Every single day, more American families fall out of the middle class and into poverty. There are millions of American families out there tonight that are just barely hanging on by their fingernails.
More Americans than ever are constantly borrowing more money just to stay afloat. Even as rampant unemployment plagues this nation and even as wages remain stagnant, middle class Americans are increasing their use of credit.
A CNBC article noted the increase in consumer borrowing that we have seen recently....
The Federal Reserve says consumer borrowing rose $5.1 billion following a revised gain of $5.7 billion in April. Borrowing in the category that covers credit cards increased, as did borrowing in the category for auto and student loans.
It is very hard to live "the American Dream" without going into huge amounts of debt these days.
But for an increasing number of Americans, "the American Dream" is just a distant memory.
Tonight, there are large numbers of people living in the tunnels under the city of Las Vegas. As the wealthy live the high life in the casinos and hotels above them, an increasing number of desperate "tunnel people" are attempting to carve out an existence in the 200 mile long labyrinth of tunnels that stretches beneath Vegas.

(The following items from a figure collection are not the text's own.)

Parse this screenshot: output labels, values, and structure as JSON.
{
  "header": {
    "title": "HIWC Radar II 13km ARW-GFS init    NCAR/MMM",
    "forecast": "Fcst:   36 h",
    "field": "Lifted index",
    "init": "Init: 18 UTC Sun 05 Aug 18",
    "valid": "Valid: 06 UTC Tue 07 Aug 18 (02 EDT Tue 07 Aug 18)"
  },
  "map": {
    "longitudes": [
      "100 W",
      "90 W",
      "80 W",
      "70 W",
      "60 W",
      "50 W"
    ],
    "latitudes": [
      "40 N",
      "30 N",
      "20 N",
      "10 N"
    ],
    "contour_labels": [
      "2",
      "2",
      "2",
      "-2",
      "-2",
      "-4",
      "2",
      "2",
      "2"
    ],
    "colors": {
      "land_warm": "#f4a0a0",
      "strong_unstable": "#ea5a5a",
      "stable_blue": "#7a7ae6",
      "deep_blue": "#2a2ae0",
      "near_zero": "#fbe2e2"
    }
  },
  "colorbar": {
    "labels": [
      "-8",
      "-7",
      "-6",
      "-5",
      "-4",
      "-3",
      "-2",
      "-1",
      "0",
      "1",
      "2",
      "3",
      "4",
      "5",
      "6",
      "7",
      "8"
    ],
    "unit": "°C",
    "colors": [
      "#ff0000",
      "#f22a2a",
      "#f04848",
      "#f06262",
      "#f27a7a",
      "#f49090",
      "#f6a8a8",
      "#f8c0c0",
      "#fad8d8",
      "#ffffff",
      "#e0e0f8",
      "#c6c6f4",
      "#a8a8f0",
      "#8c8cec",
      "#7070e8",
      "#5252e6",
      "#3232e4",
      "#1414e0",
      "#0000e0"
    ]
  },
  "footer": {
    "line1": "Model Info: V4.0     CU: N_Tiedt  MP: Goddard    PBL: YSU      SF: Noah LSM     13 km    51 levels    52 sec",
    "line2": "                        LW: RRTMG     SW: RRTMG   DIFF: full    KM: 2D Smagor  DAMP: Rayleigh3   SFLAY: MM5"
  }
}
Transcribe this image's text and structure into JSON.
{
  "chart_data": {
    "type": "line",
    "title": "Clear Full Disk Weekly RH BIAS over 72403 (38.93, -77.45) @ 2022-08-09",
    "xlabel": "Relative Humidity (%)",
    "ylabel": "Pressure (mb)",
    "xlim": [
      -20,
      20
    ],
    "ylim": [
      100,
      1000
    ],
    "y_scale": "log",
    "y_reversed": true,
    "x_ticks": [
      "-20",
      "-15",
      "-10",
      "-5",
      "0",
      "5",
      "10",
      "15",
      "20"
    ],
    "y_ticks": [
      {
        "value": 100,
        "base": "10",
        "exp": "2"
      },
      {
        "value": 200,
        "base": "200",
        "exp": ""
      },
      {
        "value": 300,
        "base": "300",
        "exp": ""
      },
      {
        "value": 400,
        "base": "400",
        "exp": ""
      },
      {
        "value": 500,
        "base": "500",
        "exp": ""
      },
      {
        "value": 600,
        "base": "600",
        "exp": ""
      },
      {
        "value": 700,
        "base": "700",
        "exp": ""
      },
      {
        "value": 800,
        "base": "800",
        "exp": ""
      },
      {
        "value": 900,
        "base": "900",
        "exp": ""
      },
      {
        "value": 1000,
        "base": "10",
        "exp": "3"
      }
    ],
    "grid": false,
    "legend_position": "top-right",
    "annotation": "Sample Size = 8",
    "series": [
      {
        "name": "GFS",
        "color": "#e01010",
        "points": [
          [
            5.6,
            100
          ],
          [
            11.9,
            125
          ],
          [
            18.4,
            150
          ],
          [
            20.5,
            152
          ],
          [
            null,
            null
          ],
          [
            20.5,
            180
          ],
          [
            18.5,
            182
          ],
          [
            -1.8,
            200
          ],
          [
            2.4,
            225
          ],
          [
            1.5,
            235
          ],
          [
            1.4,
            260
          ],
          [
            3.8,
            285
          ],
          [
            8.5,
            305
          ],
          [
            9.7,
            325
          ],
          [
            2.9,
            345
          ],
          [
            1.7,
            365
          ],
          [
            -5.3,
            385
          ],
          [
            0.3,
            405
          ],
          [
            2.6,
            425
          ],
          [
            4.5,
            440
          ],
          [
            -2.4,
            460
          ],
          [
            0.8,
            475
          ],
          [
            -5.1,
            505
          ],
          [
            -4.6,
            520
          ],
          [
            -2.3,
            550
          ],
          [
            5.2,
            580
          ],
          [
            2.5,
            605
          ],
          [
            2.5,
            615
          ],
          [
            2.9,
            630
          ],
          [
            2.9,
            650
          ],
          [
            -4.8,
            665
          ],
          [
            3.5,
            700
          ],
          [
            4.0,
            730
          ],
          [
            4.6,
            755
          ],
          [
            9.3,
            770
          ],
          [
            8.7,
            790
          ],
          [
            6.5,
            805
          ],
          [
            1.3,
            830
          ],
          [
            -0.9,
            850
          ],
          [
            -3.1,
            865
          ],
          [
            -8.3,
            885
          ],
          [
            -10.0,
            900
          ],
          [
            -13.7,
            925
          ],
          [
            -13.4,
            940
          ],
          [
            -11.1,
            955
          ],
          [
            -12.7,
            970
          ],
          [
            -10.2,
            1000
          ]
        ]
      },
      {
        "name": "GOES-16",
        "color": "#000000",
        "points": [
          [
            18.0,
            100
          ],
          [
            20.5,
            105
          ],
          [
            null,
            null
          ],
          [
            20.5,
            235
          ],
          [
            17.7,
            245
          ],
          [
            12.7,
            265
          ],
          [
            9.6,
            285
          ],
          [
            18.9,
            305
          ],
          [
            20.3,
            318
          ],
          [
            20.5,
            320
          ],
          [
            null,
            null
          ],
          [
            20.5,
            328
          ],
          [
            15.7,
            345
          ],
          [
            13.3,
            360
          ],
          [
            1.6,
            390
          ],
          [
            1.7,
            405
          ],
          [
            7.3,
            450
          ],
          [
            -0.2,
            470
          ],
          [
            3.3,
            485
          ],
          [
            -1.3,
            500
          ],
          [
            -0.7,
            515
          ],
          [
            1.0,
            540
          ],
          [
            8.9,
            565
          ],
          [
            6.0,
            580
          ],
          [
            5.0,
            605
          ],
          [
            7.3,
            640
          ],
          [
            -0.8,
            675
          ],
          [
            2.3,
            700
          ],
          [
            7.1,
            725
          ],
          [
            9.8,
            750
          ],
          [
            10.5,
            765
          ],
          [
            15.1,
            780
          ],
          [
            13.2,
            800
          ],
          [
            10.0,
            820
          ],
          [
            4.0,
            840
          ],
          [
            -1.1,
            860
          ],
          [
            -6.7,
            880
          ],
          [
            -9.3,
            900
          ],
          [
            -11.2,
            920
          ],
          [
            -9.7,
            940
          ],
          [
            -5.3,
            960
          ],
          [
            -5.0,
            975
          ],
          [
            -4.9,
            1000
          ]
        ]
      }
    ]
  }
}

It is a nightmarish environment, but it is all those people have left.
Don't look down on them, because you never know who might be next.
If you lost your current job, how long would you be able to survive?
Unfortunately, as bad as things are now, the reality is that this is just the beginning.
You ain't seen nothin' yet.
Do what you can to make sure that you and your family are not totally wiped out by the next wave of the economic collapse.